U.S. companies are sitting on the largest pile of cash ever. Investors are trying to gauge how they are going to use it.

Cash holdings at nonfinancial companies grew to a record $2.1 trillion at the end of June, according to a report from Moody’s Investors Service. That is up 30% from that time last year and higher than the previous peak of nearly $2 trillion in 2017. Among the biggest hoarders: AT&T Inc. and Delta Air Lines Inc., which each held more than $15 billion at the end of June.

Other measures show some of America’s largest companies continued to hang on to record cash stockpiles at the end of the third quarter. The amount held by S&P 500 companies not in the financial, transportation or utility sectors is expected to total around $1.9 trillion, according to data compiled by S&P Dow Jones Indices. That is the most cash ever held by that group in data going back to 1980.
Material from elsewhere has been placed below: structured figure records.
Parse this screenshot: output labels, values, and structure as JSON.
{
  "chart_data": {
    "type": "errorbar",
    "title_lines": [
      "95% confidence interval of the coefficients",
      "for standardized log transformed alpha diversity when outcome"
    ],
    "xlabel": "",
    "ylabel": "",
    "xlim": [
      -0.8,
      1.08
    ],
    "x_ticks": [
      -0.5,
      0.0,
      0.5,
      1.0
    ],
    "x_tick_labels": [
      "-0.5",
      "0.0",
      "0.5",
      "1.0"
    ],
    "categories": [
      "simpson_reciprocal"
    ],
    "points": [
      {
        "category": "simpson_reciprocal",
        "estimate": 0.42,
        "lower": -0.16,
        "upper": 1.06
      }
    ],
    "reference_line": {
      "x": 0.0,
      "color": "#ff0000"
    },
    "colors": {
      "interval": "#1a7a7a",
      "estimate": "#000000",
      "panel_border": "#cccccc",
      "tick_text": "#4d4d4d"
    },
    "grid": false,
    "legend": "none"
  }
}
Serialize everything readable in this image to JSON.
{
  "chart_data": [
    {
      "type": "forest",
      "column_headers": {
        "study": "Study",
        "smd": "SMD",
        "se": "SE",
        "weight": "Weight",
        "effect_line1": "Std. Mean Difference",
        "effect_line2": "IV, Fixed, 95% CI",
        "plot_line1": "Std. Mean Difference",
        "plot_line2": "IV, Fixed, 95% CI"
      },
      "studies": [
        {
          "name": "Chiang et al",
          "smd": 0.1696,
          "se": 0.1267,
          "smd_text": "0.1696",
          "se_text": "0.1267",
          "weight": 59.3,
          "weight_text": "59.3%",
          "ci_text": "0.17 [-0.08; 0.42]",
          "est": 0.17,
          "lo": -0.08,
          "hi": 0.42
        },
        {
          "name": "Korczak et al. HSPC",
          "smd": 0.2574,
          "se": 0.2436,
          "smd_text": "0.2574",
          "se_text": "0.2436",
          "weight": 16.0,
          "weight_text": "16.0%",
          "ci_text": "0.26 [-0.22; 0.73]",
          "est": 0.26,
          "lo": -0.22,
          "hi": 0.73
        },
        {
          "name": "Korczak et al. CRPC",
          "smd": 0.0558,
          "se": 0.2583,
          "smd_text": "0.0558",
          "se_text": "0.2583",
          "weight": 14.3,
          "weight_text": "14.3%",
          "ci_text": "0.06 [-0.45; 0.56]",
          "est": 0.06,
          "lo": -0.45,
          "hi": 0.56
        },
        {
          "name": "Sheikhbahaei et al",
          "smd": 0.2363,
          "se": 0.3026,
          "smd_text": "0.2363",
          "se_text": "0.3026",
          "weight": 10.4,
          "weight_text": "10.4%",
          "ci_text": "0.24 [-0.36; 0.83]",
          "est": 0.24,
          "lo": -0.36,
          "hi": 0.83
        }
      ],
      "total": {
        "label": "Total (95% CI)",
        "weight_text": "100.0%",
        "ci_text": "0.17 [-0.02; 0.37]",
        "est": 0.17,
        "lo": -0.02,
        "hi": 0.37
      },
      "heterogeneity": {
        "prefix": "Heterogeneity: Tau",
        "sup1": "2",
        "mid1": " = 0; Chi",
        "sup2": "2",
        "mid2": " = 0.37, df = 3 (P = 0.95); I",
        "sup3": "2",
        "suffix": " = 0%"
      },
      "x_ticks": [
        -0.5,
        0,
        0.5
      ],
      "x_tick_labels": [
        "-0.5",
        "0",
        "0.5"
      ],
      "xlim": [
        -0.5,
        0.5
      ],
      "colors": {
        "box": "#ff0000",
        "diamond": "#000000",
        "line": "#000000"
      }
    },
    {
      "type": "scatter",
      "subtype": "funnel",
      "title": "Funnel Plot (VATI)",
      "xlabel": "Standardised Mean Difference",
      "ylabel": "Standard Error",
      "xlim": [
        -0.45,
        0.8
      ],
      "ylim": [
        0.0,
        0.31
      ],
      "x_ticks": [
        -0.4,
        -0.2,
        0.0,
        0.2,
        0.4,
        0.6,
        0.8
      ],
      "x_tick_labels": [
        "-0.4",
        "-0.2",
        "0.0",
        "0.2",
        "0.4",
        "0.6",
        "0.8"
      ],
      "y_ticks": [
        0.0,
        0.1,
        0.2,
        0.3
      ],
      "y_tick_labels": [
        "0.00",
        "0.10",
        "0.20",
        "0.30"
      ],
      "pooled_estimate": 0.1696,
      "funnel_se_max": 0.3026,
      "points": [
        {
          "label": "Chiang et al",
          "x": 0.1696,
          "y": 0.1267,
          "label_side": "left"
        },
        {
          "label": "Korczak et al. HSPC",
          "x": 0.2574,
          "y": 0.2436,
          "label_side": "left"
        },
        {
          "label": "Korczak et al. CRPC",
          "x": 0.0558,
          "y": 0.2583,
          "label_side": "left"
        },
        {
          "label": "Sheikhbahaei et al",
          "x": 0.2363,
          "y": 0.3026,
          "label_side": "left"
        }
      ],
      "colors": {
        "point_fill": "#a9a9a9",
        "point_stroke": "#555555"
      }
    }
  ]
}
Among investment-grade borrowers tracked by BNP Paribas , the ratio of current assets to current liabilities—which BNP uses to estimate liquidity—has risen this year to 86% in Europe and 97% in the U.S. Those levels have only been exceeded since 2000 during late 2009-early 2010 in the U.S. and mid-2004 in Europe.

Companies in the Stoxx Europe 600 have also posted a similar rise, with average short-term liquidity ratios forecast to finish 2020 at 172%, up from 159% at the end of 2019 among companies for which data is available in FactSet. In the S&P 500, companies are forecast to finish the year at 192%, up from 170%.